Pétra Prussova
L’incident de l’appareil photo sombra dans les limbes de l’oubli. Augustin reprit son isolement dans son laboratoire et Océane retourna en cours. Le père devait être sur une idée entêtante puisqu’il s’enfermait des jours durant ; la musique de son poste radio chantait du soir au matin. La jeune fille savait que pendant ces périodes, il convenait de le laisser tranquille. Elle déposait son repas chaque jour sur une petite table devant la porte et reprenait le plateau vidé quelques heures plus tard. La routine était revenue, mais, à chaque fois qu’elle sortait de chez elle ou qu’elle rentrait, Océane ne pouvait s’empêcher de jeter un œil inquiet vers l’océan. Le Lorien ne s’était plus jamais montré, mais l’angoisse demeurait.
Elle avait oublié son idée de récupérer la pellicule de son défunt appareil afin de porter la photo aux autorités. Inutile de prendre des risques pour si peu. Elle avait peut-être rêvé, le cliché était sans doute flou et inexploitable. Cependant, ce plan revint au galop lorsque, durant le cours de philosophie, leur instituteur leur parla des héros.

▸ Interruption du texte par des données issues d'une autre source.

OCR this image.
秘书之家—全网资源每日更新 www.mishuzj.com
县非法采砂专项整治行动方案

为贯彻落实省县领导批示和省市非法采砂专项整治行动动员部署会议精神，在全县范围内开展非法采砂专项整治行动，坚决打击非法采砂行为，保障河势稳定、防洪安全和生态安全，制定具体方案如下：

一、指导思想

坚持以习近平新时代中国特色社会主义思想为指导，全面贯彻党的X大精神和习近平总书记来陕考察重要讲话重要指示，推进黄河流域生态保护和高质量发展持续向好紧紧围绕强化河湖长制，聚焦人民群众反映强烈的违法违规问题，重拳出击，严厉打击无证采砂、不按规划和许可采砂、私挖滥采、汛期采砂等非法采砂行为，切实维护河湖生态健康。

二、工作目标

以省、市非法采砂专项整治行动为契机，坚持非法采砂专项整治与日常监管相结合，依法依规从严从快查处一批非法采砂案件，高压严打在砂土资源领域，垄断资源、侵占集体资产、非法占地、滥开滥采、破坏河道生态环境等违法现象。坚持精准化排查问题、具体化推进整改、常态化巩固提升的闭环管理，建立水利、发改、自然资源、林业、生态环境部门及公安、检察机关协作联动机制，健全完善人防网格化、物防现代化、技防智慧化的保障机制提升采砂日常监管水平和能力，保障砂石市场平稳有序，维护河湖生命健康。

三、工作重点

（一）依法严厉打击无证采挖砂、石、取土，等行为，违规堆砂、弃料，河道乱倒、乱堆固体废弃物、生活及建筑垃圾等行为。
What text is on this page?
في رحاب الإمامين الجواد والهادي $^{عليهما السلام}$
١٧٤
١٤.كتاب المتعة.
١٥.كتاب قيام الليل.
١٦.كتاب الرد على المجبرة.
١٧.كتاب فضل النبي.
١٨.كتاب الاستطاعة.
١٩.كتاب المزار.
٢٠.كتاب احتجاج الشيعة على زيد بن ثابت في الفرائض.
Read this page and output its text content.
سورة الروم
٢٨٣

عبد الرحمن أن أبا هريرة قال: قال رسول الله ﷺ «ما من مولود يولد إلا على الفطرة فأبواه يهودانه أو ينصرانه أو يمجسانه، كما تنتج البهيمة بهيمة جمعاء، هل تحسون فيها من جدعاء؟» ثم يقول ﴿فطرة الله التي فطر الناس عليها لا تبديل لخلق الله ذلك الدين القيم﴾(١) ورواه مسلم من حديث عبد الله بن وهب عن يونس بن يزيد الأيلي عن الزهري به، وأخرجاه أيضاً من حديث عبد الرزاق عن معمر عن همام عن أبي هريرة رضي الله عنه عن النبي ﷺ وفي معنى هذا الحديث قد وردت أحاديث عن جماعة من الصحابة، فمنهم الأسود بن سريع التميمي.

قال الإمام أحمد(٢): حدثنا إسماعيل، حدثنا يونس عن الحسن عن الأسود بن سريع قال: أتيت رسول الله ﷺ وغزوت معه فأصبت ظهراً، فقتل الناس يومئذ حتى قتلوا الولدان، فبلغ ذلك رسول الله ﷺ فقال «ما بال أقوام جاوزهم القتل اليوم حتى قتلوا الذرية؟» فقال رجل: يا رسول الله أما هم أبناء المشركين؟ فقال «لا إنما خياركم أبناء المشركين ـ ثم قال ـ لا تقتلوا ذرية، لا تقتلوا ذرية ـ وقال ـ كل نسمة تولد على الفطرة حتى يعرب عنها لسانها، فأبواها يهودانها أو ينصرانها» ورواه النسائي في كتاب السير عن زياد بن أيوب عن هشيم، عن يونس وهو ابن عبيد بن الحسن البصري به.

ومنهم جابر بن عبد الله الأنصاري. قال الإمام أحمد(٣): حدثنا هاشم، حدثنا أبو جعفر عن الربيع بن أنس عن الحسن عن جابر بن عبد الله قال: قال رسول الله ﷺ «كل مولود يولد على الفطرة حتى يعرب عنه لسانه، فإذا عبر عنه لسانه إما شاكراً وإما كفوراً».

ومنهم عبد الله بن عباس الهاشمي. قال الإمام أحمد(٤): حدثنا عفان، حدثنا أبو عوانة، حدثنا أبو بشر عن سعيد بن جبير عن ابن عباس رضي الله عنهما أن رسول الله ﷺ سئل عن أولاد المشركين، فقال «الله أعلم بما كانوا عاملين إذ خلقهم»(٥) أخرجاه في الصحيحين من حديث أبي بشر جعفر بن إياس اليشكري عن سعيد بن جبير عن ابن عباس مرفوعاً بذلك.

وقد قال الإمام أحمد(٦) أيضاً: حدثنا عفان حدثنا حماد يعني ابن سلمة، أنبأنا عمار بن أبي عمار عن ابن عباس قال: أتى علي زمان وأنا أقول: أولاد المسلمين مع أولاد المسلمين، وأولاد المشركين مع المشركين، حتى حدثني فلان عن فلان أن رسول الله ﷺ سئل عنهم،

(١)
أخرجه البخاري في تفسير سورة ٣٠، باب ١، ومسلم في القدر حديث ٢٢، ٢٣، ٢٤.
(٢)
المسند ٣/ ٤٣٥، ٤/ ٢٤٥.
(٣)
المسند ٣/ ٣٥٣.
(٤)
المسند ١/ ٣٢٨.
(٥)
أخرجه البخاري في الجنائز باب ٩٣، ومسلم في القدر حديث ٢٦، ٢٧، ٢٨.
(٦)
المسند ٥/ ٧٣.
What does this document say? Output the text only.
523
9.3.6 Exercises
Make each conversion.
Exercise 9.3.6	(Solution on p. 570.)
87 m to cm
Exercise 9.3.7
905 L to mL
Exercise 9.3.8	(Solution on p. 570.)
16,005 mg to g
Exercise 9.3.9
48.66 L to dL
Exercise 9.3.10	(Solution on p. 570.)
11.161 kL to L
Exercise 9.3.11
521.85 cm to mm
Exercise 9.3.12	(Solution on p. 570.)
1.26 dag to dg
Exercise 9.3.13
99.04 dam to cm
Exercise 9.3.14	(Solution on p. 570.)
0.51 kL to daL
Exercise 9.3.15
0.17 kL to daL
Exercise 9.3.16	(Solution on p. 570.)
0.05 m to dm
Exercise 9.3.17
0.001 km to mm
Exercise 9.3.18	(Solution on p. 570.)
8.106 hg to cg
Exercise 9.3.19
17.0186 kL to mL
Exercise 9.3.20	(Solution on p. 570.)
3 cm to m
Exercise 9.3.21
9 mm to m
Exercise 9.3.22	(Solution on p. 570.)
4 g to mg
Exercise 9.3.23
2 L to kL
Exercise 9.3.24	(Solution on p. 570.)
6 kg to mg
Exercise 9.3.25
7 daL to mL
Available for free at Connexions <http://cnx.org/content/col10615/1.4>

Il avait demandé à la classe de lui citer des noms célèbres, les plus connus fusèrent et soudain, Sarah en lança un qui interpella l’enseignant :
- Pétra Prussova.
- Ah ! s’exclama le professeur, voilà une héroïne intéressante ! Sarah, peux-tu nous raconter son histoire ?
- Elle a construit en secret un avion afin de découvrir ce qu’il y a au-delà de Monteterre. Elle est revenue en nous apportant des technologies qu’elle avait apprises en explorant le monde.
- Cependant, continua le professeur, après son retour, elle détruisit son engin et les plans annihilant à jamais la possibilité de quitter l’île. Pourquoi ?
Chacun exposa sa propre théorie : entre l’égoïsme et le dégoût de ce qu’elle avait vu là-bas. L’enseignant fit taire la classe pour poser sa question :
- Plus intéressant : que se serait-il passé si les autorités avaient découvert son projet ?
L’interrogation fit l’effet d’un électrochoc à Océane. Pétra Prussova avait enfreint les règles pour le bien de la communauté. Elle-même savait des choses qui pourraient modifier le cours de l’Histoire. Et si le Lorien qu’elle avait vu préparait une invasion ? Ou les prémices d’une attaque imminente ? Elle détenait un secret qui pourrait changer la vie sur Monteterre. Elle prit alors la décision de droguer son père afin de récupérer la pellicule. Et elle le ferait le soir même.
***
Les certitudes qu’elle avait eues durant le cours de philosophie s’effritèrent lorsqu’elle dût passer à l’action. Océane avait réduit en poudre les médicaments, mais ne trouva pas le courage de les ajouter au repas du soir. Elle avait posé le plateau sur la petite table avec un sentiment profond de défaite.
Elle n’était pas Pétra Prussova, elle n’avait pas sa détermination. Elle se répétait que la photo devait être floue pour atténuer sa couardise. Est-ce que l’héroïne s’était dit que son avion ne volerait jamais ? Et que serait-il advenu d’elle s’il n’y avait rien eu par-delà l’océan ? Elle avait dû se poser un milliard de questions ; bien plus importante que de savoir combien de pilules fallait-il pour endormir son père ou la qualité de sa photo. Elle avait risqué sa vie, et plus d’une fois. Les autorités l’auraient fait exécuter s’ils avaient découvert ce qu’elle tramait. Elle serait morte, seule en mer dans l’indifférence générale si son appareil l’avait lâchée.
Toutes ces pensées la réconfortèrent. Elle prépara un café corsé dans lequel elle versa la totalité des cachets qu’elle avait réduits en poudre. Elle fouilla le frigo à la recherche d’un truc à ajouter au mélange pour atténuer l’amertume et dénicha un peu de lait de noisettes. Sa mixture prête, elle frappa à la porte du laboratoire.
- Papa, je sais que tu vas encore travailler tard. Je t’ai préparé un bon café.
Augustin ouvrit brusquement, un doux sourire aux lèvres. Il s’empara de la tasse et l’engloutit d’une seule traite.
- Merci ma princesse, déclara-t-il. J’en avais vraiment besoin.
Il repartit travailler sans rien ajouter de plus. Il n’avait pas remarqué la main tremblante d’Océane ni son visage figé alors qu’il buvait. Elle s’étonna de la facilité avec laquelle son plan s’était déroulé.